In 2016, a United Nations panel decided that Sweden had violated the Universal Declaration of Human Rights and the International Covenant on Civil and Political Rights. It called on the Swedish authorities to end Assange’s “deprivation of liberty”, respect his freedom of movement and offer him compensation. Again, the government itself remained silent, although Sweden’s director-general for legal affairs said that it disagreed with the panel.

Freedom of speech is one of the four “fundamental laws” that make up the Swedish constitution. There can be no excuse now for Morgan Johansson, Justice Minister, not to speak out in defence of Assange’s role as a whistleblower and journalist. 

Imagine if Assange had revealed Russian war crimes in Ukraine and was being held in Moscow’s high security prison? Every Western leader would be up in arms. 

Assange’s wife Stella Moris has Swedish citizenship. Her life, and that of their two children, will be destroyed if her husband, their father, is sent to rot in a US jail.

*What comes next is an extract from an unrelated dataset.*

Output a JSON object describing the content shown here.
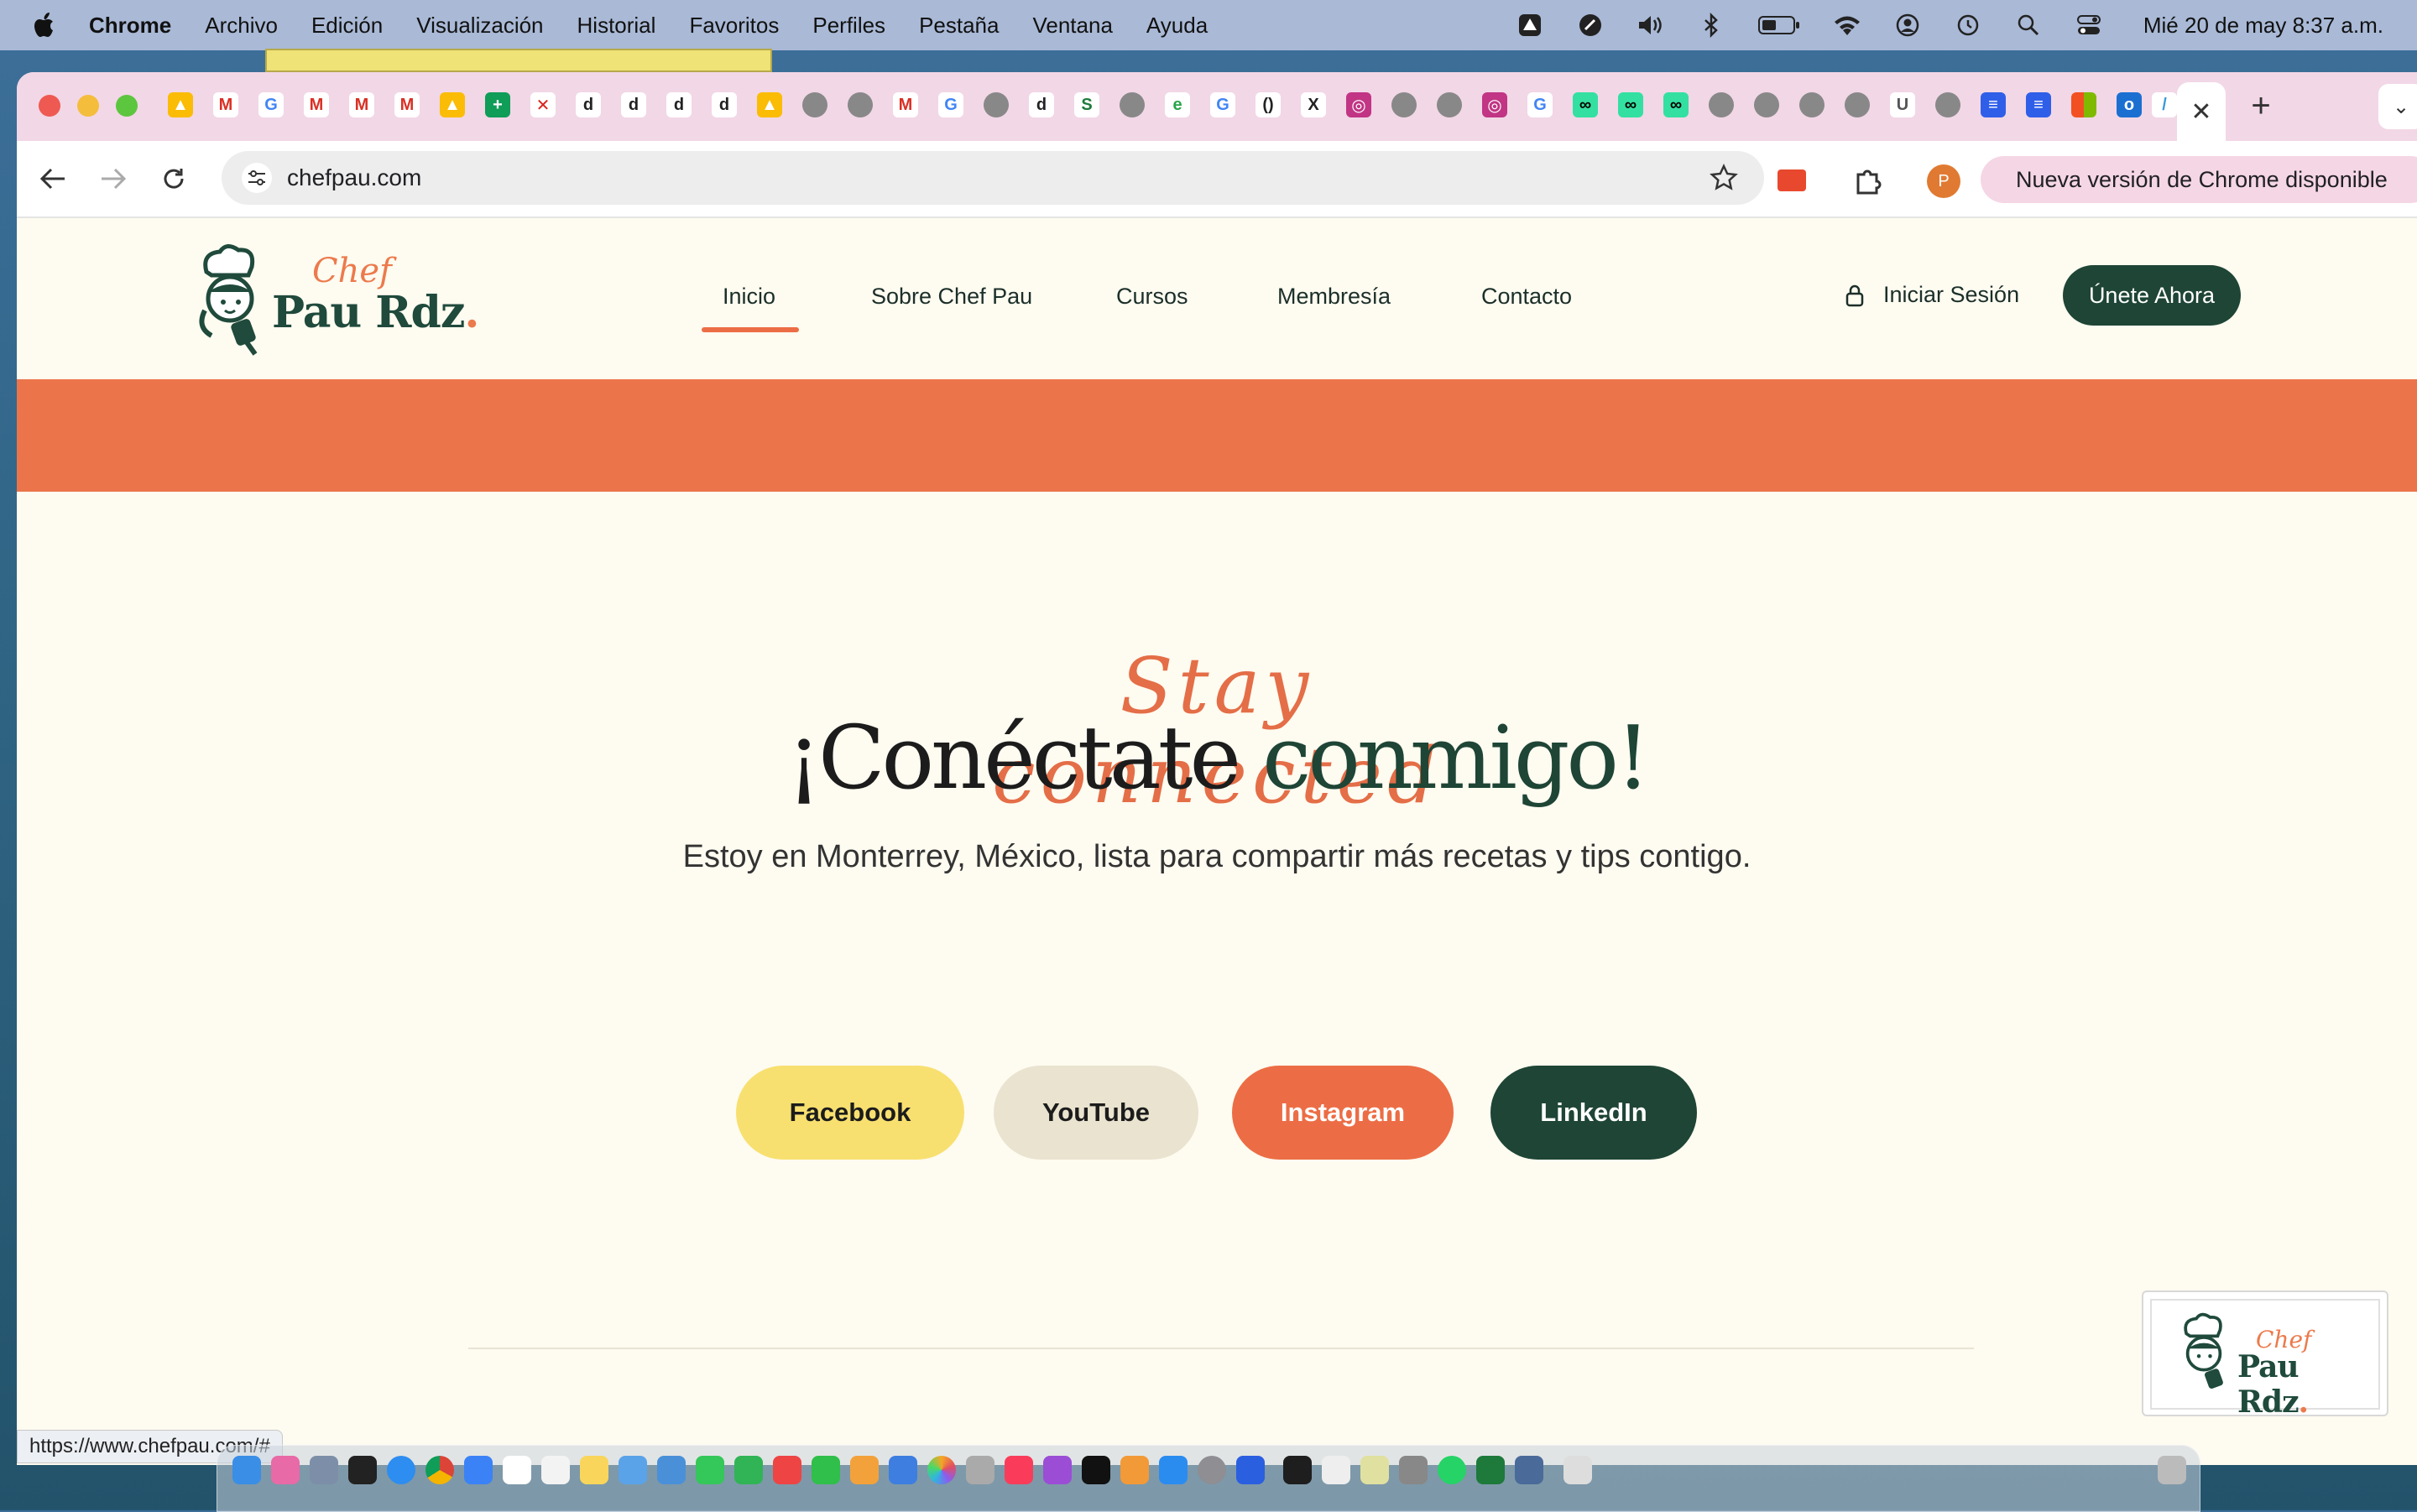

At this point in time, when Sweden’s independence in global affairs is in doubt owing to pressure from Turkey over its application to join Nato, it is even more vital for the government to break its silence and help bring the persecution of Julian Assange to an end. 

David Crouch covered Julian Assange’s campaign in the Swedish courts for The Guardian newspaper and is among 1900 journalists to have signed a statement in his defence. He is a freelance journalist and a lecturer in journalism at Gothenburg University.